A surprising fact about Muammar Gaddafi’s rambling television address on February 22 is that he wasn’t making an off-the-cuff speech.
The bellicose sermon was so unhinged it was a shock to actually find him waving a piece of paper which he repeatedly looked at before making even wilder allegations about rebels high on drugs and al-Qaeda’s quest to establish an Islamic emirate in Libya.
Gaddafi’s rant, a mixture of entreaties and threats, was at once school masterly and avuncular. During the diatribe, he would also read from the Green Book. “Young people are given the armed vehicles in Benghazi,” he said. “Collect your children if you love Gaddafi. Take the greasy rats out of the street. If we have to use force, we will use it based on the Libyan constitution.”
The speech got more bizarre, perhaps the reason an Israeli producer has made a dance track of it that has been viewed more than three million times on the video sharing website YouTube.
About the revolutionaries, Gaddafi said: “Their ages are 17. They give them pills at night, they put hallucinatory pills in their drinks, their milk, their coffee, their Nescafe.”
This, of course, was vintage Gaddafi. He holds the contemporary record for the longest speech delivered at the United Nations. At 90 minutes, his 2009 diatribe went way beyond the allotted 15 minutes. For an equally long speech, one has to go back to a 1960 address by Fidel Castro. So, who is Gaddafi’s speech writer? And while we’re at it, who are the speech writers for other African presidents?

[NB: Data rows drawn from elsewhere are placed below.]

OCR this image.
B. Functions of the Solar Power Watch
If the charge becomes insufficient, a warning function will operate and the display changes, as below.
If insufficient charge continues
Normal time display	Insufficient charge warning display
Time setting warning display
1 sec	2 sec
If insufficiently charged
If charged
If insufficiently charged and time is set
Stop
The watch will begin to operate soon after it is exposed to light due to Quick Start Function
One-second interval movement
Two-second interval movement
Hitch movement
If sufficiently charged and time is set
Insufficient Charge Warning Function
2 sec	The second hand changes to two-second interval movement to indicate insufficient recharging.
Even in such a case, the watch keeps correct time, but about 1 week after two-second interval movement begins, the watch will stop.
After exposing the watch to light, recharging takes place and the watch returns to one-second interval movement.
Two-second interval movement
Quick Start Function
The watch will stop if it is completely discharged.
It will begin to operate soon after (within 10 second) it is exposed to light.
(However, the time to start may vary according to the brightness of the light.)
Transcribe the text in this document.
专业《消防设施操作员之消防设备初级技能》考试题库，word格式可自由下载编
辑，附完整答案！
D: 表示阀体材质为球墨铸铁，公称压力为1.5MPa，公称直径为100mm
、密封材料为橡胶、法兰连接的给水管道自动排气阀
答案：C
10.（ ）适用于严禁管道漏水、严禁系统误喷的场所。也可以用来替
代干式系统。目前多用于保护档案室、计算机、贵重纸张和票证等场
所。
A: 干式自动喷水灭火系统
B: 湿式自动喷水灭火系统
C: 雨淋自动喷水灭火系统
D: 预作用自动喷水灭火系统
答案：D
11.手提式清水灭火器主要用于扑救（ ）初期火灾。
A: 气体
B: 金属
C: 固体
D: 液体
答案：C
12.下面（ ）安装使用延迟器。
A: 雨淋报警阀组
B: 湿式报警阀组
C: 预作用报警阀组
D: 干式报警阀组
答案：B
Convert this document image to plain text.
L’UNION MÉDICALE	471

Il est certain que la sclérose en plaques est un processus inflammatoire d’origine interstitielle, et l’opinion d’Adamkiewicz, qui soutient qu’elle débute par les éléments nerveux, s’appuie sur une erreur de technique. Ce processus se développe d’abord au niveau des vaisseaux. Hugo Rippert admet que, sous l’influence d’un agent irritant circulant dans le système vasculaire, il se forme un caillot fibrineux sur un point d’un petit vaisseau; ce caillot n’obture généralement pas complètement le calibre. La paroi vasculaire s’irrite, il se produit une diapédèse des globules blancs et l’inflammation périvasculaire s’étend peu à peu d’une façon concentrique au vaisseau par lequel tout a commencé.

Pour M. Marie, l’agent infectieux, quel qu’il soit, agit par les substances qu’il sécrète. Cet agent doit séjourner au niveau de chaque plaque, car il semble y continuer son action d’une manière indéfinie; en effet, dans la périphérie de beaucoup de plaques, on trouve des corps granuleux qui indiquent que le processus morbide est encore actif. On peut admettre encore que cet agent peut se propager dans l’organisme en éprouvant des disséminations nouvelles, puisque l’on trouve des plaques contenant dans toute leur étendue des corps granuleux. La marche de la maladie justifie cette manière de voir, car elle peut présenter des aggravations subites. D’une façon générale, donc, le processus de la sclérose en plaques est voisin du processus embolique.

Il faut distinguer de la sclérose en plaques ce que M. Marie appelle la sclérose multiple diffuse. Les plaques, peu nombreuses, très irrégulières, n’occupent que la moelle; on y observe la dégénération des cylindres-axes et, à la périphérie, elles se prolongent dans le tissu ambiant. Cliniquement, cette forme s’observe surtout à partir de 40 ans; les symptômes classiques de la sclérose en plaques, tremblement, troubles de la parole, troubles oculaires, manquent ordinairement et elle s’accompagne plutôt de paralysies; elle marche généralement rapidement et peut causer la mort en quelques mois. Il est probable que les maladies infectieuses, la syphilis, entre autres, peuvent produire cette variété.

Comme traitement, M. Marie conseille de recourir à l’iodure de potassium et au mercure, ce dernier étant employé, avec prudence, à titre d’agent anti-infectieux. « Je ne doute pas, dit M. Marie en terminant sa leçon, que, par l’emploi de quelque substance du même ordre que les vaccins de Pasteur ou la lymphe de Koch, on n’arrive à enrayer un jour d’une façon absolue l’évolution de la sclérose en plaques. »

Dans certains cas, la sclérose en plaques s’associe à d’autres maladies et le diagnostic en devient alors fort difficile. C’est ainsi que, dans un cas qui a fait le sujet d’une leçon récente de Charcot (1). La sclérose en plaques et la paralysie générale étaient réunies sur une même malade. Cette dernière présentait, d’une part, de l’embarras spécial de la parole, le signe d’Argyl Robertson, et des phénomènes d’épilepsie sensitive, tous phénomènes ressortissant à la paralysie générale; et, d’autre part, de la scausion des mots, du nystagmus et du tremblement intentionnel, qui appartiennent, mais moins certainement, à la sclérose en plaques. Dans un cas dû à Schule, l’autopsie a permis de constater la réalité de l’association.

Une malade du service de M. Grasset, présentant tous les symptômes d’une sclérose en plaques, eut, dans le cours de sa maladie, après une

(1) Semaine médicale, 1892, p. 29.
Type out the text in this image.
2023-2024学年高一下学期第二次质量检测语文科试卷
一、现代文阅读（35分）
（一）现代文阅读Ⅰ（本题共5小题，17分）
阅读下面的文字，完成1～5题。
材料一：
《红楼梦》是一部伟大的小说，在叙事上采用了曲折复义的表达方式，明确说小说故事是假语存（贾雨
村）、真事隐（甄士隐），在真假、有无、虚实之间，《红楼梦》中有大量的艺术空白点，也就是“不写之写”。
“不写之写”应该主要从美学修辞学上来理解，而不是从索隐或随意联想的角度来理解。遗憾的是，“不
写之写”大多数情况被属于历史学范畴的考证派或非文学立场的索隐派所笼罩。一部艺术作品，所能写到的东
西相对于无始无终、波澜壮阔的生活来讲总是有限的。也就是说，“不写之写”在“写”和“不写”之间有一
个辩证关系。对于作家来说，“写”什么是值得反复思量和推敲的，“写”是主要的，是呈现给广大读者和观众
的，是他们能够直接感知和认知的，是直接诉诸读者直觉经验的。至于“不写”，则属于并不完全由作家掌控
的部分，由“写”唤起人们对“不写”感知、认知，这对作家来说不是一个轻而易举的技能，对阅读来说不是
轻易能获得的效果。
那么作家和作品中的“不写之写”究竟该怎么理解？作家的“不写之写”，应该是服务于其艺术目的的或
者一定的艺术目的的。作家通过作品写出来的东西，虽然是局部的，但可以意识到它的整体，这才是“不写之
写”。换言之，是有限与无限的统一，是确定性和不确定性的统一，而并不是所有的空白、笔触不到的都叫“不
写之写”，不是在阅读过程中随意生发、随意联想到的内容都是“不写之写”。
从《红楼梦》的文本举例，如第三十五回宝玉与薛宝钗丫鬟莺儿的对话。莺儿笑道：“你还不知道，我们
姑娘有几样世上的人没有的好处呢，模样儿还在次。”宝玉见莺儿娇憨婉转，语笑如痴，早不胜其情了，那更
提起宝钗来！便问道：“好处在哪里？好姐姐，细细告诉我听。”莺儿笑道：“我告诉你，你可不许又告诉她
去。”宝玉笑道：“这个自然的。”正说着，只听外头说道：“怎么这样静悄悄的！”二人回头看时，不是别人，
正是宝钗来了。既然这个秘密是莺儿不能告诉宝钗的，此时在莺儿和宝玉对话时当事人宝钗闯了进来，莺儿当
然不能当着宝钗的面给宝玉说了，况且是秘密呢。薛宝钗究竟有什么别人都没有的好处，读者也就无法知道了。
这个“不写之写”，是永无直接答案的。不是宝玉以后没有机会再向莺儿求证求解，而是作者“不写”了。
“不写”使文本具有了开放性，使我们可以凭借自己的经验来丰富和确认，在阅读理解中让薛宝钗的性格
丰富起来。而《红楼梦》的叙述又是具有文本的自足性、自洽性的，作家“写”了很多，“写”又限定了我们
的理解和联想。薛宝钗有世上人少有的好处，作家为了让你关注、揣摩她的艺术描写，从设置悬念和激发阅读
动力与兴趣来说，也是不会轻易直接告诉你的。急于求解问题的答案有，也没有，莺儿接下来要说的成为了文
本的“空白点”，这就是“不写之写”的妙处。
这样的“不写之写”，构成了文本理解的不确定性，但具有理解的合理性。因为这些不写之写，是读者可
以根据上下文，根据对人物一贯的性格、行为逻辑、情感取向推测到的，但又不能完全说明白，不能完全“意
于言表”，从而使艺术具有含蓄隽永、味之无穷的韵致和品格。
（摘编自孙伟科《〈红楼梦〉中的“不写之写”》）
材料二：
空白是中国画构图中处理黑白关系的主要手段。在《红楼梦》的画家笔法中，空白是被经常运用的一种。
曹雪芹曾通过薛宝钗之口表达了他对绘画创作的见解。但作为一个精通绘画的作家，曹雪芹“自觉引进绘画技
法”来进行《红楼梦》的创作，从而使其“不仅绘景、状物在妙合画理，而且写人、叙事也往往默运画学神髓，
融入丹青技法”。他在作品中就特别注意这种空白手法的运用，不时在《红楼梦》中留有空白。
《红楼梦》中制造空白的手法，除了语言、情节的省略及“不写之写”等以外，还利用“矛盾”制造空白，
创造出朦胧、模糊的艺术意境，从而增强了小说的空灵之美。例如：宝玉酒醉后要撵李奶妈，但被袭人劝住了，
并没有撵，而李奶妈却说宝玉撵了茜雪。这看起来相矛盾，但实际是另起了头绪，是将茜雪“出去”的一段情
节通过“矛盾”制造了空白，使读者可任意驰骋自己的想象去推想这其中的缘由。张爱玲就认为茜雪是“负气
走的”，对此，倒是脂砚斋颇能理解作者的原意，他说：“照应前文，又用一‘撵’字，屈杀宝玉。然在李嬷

Robert Mugabe’s erudite spokesperson, George Charamba, writes the veteran president’s speeches.
However, some speculate that Mugabe insists on writing his own important speeches, especially those delivered at international forums. His words are restrained and eloquent, showing the scholarly attributes he turned his back on when he went into politics.
“My country, my government, my party and my own person have been labelled land grabbers, demonised, reviled and threatened with sanctions in the face of accusations of reverse-racism. WEB du Bois must be turning in his grave for having thought the problem of the ‘colourline’ would disappear with the 20th century,” he said in a 2003 speech to the UN.
‘Conciliatory speeches’
That was one of his “war” speeches. In a bygone age he would make conciliatory speeches. The one he gave at independence in 1980 is much loved and routinely quoted.
“The wrongs of the past must now stand forgiven and forgotten. If ever we look to the past, let us do so for the lesson the past has taught us, namely that oppression and racism are inequalities that must never again find scope in our political and social system. It could never be a correct justification that because whites oppressed us yesterday when they had power, the blacks must oppress them today because they have power,” he said then.
While the 2003 speech is infused with typical rage at the West and shows calibration, his campaign speeches — or those he delivers in Shona — take the prize for outrageousness.
In 2008, while on the campaign trail, Mugabe issued a warning to his compatriots: “You vote for them [Movement for Democratic Change] but that will be a wasted vote. You will be cheating yourself as there is no way we can allow them to rule this country.”
With each advance or retreat by the rebels, Gaddafi gets a chance to show us what a poor corpus scholars of presidential speeches will have to work with when he’s gone. But there are other worthy contenders for “most unhinged speech ever made by a president”.
Research into Idi Amin’s proclamations, for instance, unearths such oddities, that it’s difficult to believe that they were the words of a president. It’s hard to sift the real from the apocryphal. But his 1971 inaugural speech to the Ugandan nation, for instance, reads: “I am not a politician but a professional soldier. I am, therefore, a man of few words and I have been brief through my professional career.”
On another occasion, Amin said: “I never had any formal education, not even a nursery school certificate. But, sometimes I know more than PhDs because as a military man I know how to act. I am a man of action”.
Gambia’s president, Yahya Jammeh, easily one of the continent’s most bizarre leaders, is also given to delivering ridiculous speeches. “I will develop the areas that vote for me, but if you don’t vote for me, don’t expect anything,” he said when setting out his concept of democracy. He also doubles as a healer and he says he has found a cure for HIV/Aids.
“Mine is not an argument, mine is a proof. It is a declaration. I can cure Aids and I will. The treatment uses seven plants, three of which are not from Gambia.” The general rule seems to be the speech is normally as good or as bad as the president making it.
Gaddafi’s first speech after the uprising was a classic. The last speech he will give as Libya’s president will surely make fascinating reading and viewing.